Petro y Uribe chocan por jornada laboral y recargos nocturnos

Bogotá, 31 de marzo de 2026 – El presidente Gustavo Petro y el expresidente Álvaro Uribe protagonizaron un nuevo enfrentamiento público ayer en la red social X, esta vez por la autoría y los efectos de las reformas a la jornada laboral en Colombia. La discusión giró en torno al alcance de los cambios legales sobre el horario diurno y el pago de recargos nocturnos.

El cruce comenzó cuando Uribe defendió que su sector político impulsó la reducción de la jornada laboral semanal en el Congreso. Petro respondió con un cuestionamiento directo y le atribuyó la decisión de haber extendido la jornada diurna hasta las 10 de la noche mediante una ley, además de haber reducido el pago por trabajo en horarios no ordinarios.

En su mensaje, el presidente sostuvo que esa modificación dejó al país con una de las jornadas más largas dentro de la OCDE y con baja productividad. También defendió la reforma laboral promovida por su gobierno, que, según explicó, corrigió ese esquema al adelantar el inicio de la jornada nocturna. Petro afirmó que su propuesta original era fijar el límite diurno a las 6 de la tarde, aunque el Congreso lo estableció finalmente a las 7 de la noche. Argumentó que ese cambio permite a los trabajadores, en especial a las madres, disponer de más tiempo en sus hogares.

El trasfondo del debate está en la Ley 789 de 2002, aprobada durante el gobierno de Uribe, que definió la jornada diurna entre las 6 de la mañana y las 10 de la noche, y la nocturna desde esa hora hasta las 6 de la mañana.

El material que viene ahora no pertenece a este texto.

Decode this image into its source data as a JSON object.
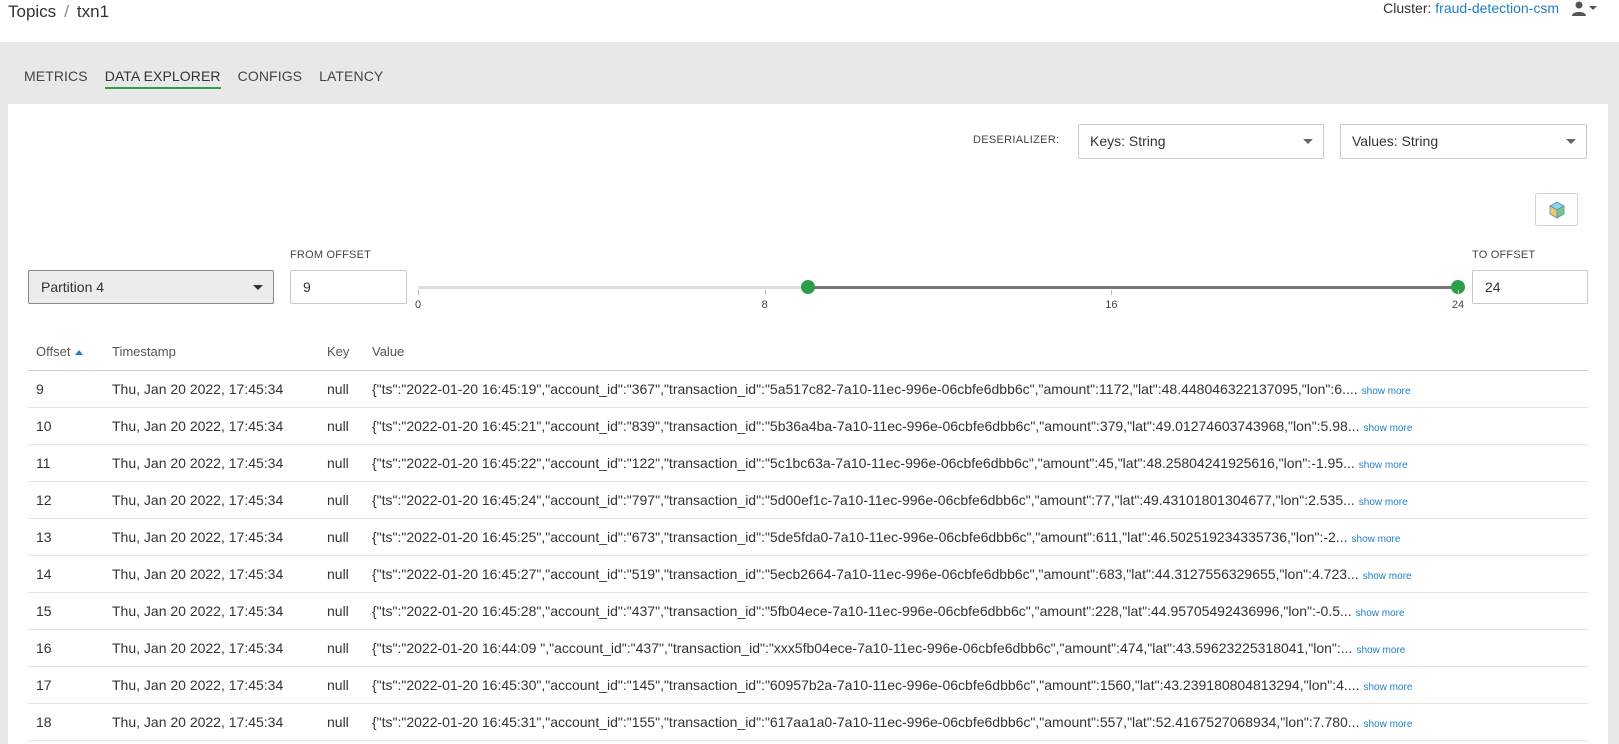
{
  "breadcrumb": {
    "root": "Topics",
    "separator": "/",
    "current": "txn1"
  },
  "cluster": {
    "label": "Cluster:",
    "name": "fraud-detection-csm"
  },
  "tabs": [
    {
      "label": "METRICS",
      "active": false
    },
    {
      "label": "DATA EXPLORER",
      "active": true
    },
    {
      "label": "CONFIGS",
      "active": false
    },
    {
      "label": "LATENCY",
      "active": false
    }
  ],
  "deserializer": {
    "label": "DESERIALIZER:",
    "keys": "Keys: String",
    "values": "Values: String"
  },
  "partition": {
    "selected": "Partition 4"
  },
  "offsets": {
    "from_label": "FROM OFFSET",
    "from_value": "9",
    "to_label": "TO OFFSET",
    "to_value": "24",
    "slider": {
      "min": 0,
      "max": 24,
      "low": 9,
      "high": 24,
      "ticks": [
        "0",
        "8",
        "16",
        "24"
      ]
    }
  },
  "table": {
    "headers": {
      "offset": "Offset",
      "timestamp": "Timestamp",
      "key": "Key",
      "value": "Value"
    },
    "show_more": "show more",
    "rows": [
      {
        "offset": "9",
        "timestamp": "Thu, Jan 20 2022, 17:45:34",
        "key": "null",
        "value": "{\"ts\":\"2022-01-20 16:45:19\",\"account_id\":\"367\",\"transaction_id\":\"5a517c82-7a10-11ec-996e-06cbfe6dbb6c\",\"amount\":1172,\"lat\":48.448046322137095,\"lon\":6...."
      },
      {
        "offset": "10",
        "timestamp": "Thu, Jan 20 2022, 17:45:34",
        "key": "null",
        "value": "{\"ts\":\"2022-01-20 16:45:21\",\"account_id\":\"839\",\"transaction_id\":\"5b36a4ba-7a10-11ec-996e-06cbfe6dbb6c\",\"amount\":379,\"lat\":49.01274603743968,\"lon\":5.98..."
      },
      {
        "offset": "11",
        "timestamp": "Thu, Jan 20 2022, 17:45:34",
        "key": "null",
        "value": "{\"ts\":\"2022-01-20 16:45:22\",\"account_id\":\"122\",\"transaction_id\":\"5c1bc63a-7a10-11ec-996e-06cbfe6dbb6c\",\"amount\":45,\"lat\":48.25804241925616,\"lon\":-1.95..."
      },
      {
        "offset": "12",
        "timestamp": "Thu, Jan 20 2022, 17:45:34",
        "key": "null",
        "value": "{\"ts\":\"2022-01-20 16:45:24\",\"account_id\":\"797\",\"transaction_id\":\"5d00ef1c-7a10-11ec-996e-06cbfe6dbb6c\",\"amount\":77,\"lat\":49.43101801304677,\"lon\":2.535..."
      },
      {
        "offset": "13",
        "timestamp": "Thu, Jan 20 2022, 17:45:34",
        "key": "null",
        "value": "{\"ts\":\"2022-01-20 16:45:25\",\"account_id\":\"673\",\"transaction_id\":\"5de5fda0-7a10-11ec-996e-06cbfe6dbb6c\",\"amount\":611,\"lat\":46.502519234335736,\"lon\":-2..."
      },
      {
        "offset": "14",
        "timestamp": "Thu, Jan 20 2022, 17:45:34",
        "key": "null",
        "value": "{\"ts\":\"2022-01-20 16:45:27\",\"account_id\":\"519\",\"transaction_id\":\"5ecb2664-7a10-11ec-996e-06cbfe6dbb6c\",\"amount\":683,\"lat\":44.3127556329655,\"lon\":4.723..."
      },
      {
        "offset": "15",
        "timestamp": "Thu, Jan 20 2022, 17:45:34",
        "key": "null",
        "value": "{\"ts\":\"2022-01-20 16:45:28\",\"account_id\":\"437\",\"transaction_id\":\"5fb04ece-7a10-11ec-996e-06cbfe6dbb6c\",\"amount\":228,\"lat\":44.95705492436996,\"lon\":-0.5..."
      },
      {
        "offset": "16",
        "timestamp": "Thu, Jan 20 2022, 17:45:34",
        "key": "null",
        "value": "{\"ts\":\"2022-01-20 16:44:09 \",\"account_id\":\"437\",\"transaction_id\":\"xxx5fb04ece-7a10-11ec-996e-06cbfe6dbb6c\",\"amount\":474,\"lat\":43.59623225318041,\"lon\":..."
      },
      {
        "offset": "17",
        "timestamp": "Thu, Jan 20 2022, 17:45:34",
        "key": "null",
        "value": "{\"ts\":\"2022-01-20 16:45:30\",\"account_id\":\"145\",\"transaction_id\":\"60957b2a-7a10-11ec-996e-06cbfe6dbb6c\",\"amount\":1560,\"lat\":43.239180804813294,\"lon\":4...."
      },
      {
        "offset": "18",
        "timestamp": "Thu, Jan 20 2022, 17:45:34",
        "key": "null",
        "value": "{\"ts\":\"2022-01-20 16:45:31\",\"account_id\":\"155\",\"transaction_id\":\"617aa1a0-7a10-11ec-996e-06cbfe6dbb6c\",\"amount\":557,\"lat\":52.4167527068934,\"lon\":7.780..."
      }
    ]
  }
}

Esa modificación no eliminó las horas extras, pero sí redujo el pago de recargos en franjas que antes se consideraban nocturnas, al desplazar el inicio de ese horario.

La reforma laboral impulsada por el gobierno de Petro introdujo un cambio en ese esquema al fijar la jornada diurna entre las 6 de la mañana y las 7 de la noche, y la nocturna desde las 7 de la noche hasta las 6 de la mañana, con un recargo del 35 por ciento. Este ajuste es el principal punto de contraste en la discusión, ya que redefine el momento desde el cual se paga un mayor valor por el trabajo.

Otro eje del enfrentamiento es la autoría de la reducción de la jornada semanal de 48 a 42 horas, aprobada en 2021. Uribe la presenta como una iniciativa de su sector, mientras Petro cuestiona que ese logro pueda atribuirse al mismo bloque político que promovió la ampliación del horario diurno en 2002.

El debate expone dos interpretaciones sobre un mismo marco legal. Mientras el uribismo destaca la reducción progresiva de horas laborales, el gobierno actual insiste en que el cambio clave está en la recuperación de los recargos nocturnos. En ese contraste, la discusión trasciende lo técnico y se instala como una disputa política sobre el modelo laboral y el legado de cada administración.